According to Richard Harpham, Nkrumah-Acheampong's manager, an American family was originally supposed to stay at the Drumkeeran House, but their plans fell through at the last minute.
After offering him the house this month, owner David Linney told Harpham that maybe the Snow Leopard was meant to stay in his estate, which is modeled after a Celtic country house.
"If you look at their website, the location they have given us is really, really nice," said Nkrumah-Acheampong, who has never been to Pemberton before.
Nkrumah-Acheampong will stay at the six-bedroom house with his father, mother, wife, daughter and in-laws. There, they will have access to 700 feet of waterfront, a private dock, and other amenities found at the five-star private estate.
Coming from a country with no snow, and only learning to ski five years ago, the Snow Leopard has attracted a slew of media attention over the past year with his plans to compete in the Winter Olympics.
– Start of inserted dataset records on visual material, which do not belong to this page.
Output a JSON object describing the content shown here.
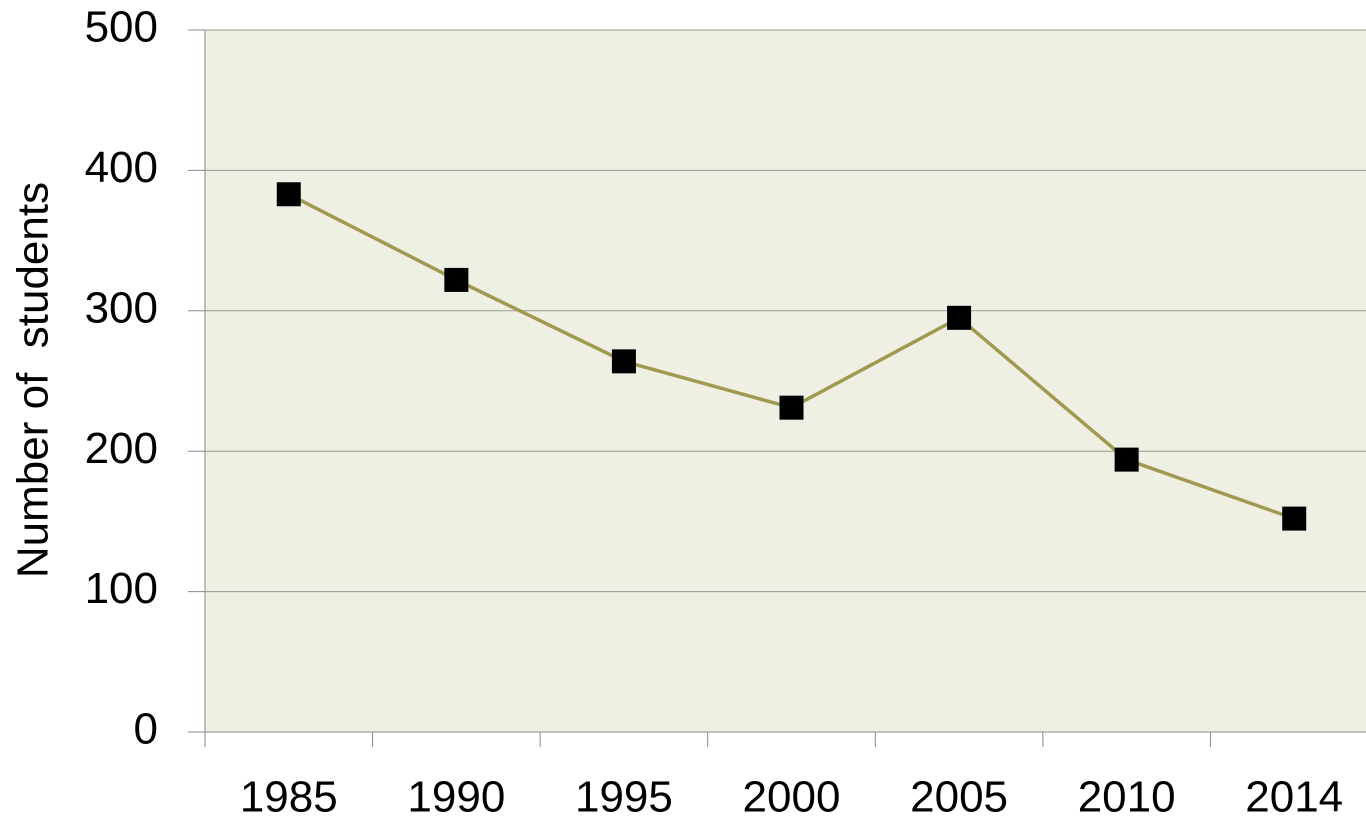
{
  "chart_data": {
    "type": "line",
    "y_label": "Number of  students",
    "categories": [
      "1985",
      "1990",
      "1995",
      "2000",
      "2005",
      "2010",
      "2014"
    ],
    "values": [
      383,
      322,
      264,
      231,
      295,
      194,
      152
    ],
    "color": "#a09a50",
    "marker_color": "#000000",
    "background": "#f0efe3",
    "ylim": [
      0,
      500
    ],
    "yticks": [
      0,
      100,
      200,
      300,
      400,
      500
    ],
    "grid": true
  }
}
Media covering his story include ESPN, Time Magazine and BBC News.
According to his manager, Nkrumah-Acheampong's journey to the Olympics has been "under funded," and it is through the generosity of others like Linney that he has able to achieve his goals.
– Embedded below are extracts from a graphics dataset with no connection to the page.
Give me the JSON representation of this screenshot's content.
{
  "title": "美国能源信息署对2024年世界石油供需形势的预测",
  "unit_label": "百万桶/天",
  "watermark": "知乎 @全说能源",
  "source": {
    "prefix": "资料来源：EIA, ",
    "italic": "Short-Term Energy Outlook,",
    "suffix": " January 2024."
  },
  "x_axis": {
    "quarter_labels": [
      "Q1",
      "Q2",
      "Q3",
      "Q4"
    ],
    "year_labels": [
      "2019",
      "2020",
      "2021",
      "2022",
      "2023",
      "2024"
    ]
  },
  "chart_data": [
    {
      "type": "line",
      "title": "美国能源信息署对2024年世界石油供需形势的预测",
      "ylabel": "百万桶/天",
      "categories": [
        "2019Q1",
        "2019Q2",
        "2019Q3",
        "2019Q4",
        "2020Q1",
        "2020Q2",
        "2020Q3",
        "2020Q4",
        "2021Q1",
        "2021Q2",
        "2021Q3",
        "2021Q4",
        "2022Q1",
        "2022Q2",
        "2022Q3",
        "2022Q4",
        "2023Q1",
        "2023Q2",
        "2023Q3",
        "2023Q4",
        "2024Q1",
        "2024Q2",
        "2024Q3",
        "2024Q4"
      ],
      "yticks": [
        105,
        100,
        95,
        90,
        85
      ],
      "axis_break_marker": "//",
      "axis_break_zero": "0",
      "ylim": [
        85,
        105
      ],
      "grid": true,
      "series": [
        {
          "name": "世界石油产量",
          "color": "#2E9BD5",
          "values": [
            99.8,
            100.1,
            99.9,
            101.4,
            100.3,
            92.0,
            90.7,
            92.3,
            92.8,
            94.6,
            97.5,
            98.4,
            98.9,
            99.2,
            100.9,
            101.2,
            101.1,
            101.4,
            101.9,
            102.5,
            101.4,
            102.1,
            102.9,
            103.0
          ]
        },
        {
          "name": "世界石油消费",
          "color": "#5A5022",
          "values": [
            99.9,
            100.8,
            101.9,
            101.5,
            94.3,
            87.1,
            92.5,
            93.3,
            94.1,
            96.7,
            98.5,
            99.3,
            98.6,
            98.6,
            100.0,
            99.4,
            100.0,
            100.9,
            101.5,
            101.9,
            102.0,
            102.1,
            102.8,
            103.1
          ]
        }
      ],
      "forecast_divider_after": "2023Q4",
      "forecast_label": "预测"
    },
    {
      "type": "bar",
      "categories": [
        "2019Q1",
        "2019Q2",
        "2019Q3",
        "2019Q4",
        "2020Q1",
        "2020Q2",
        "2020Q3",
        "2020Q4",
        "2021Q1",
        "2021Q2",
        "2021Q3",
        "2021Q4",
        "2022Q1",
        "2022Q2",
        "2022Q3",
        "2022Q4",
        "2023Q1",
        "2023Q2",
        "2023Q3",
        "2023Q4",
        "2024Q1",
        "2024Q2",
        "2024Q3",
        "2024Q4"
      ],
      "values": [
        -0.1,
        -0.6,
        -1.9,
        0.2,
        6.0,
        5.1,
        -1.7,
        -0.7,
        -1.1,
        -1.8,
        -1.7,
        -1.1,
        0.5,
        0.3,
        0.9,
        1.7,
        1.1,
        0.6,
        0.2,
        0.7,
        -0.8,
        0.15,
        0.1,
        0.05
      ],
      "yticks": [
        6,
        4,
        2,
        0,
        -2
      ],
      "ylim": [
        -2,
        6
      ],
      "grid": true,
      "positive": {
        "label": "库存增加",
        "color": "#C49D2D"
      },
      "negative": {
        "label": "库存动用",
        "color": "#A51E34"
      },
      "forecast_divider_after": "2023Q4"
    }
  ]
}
"Obviously, we haven't had a pound or shilling from the Ghana government at this point, so it is people power, really," said Harpham.
To train for the Games, the Snow Leopard spent the winter season at Mount Washington, courtesy of the Comox Valley community. Everywhere he goes in the ski resort he is surrounded by people wishing him good luck, said Harpham.
"We didn't have a training camp, so Mount Washington and the people of Comox Valley basically paid for our accommodation and the ski resort gave us passes," said Harpham.
"He inspires people, and the Olympics should be about sprinkling magic. We have that magic."
The Snow Leopard's six-person ski team will make their way from Vancouver Island to Pemberton this week, stopping in Coquitlam on Thursday for a reception at the Ghana Canada Association.
Once in Pemberton, Harpham said they hope to get to know the community well.
That sentiment is shared by the Pemberton community.
"We are thrilled that Pemberton will be host to these very special visitors," Tracey Rozsypalek, Tourism Pemberton's chair, said in a press release. "We look forward to welcoming them to our community and including them in our Olympic festivities."
Among the activities already planned for the Snow Leopard's stay in Pemberton are talks to local students and attending Pemberton's Winterfest events.
Nkrumah-Acheampong has qualified to ski in the men's slalom and giant slalom during the Winter Games.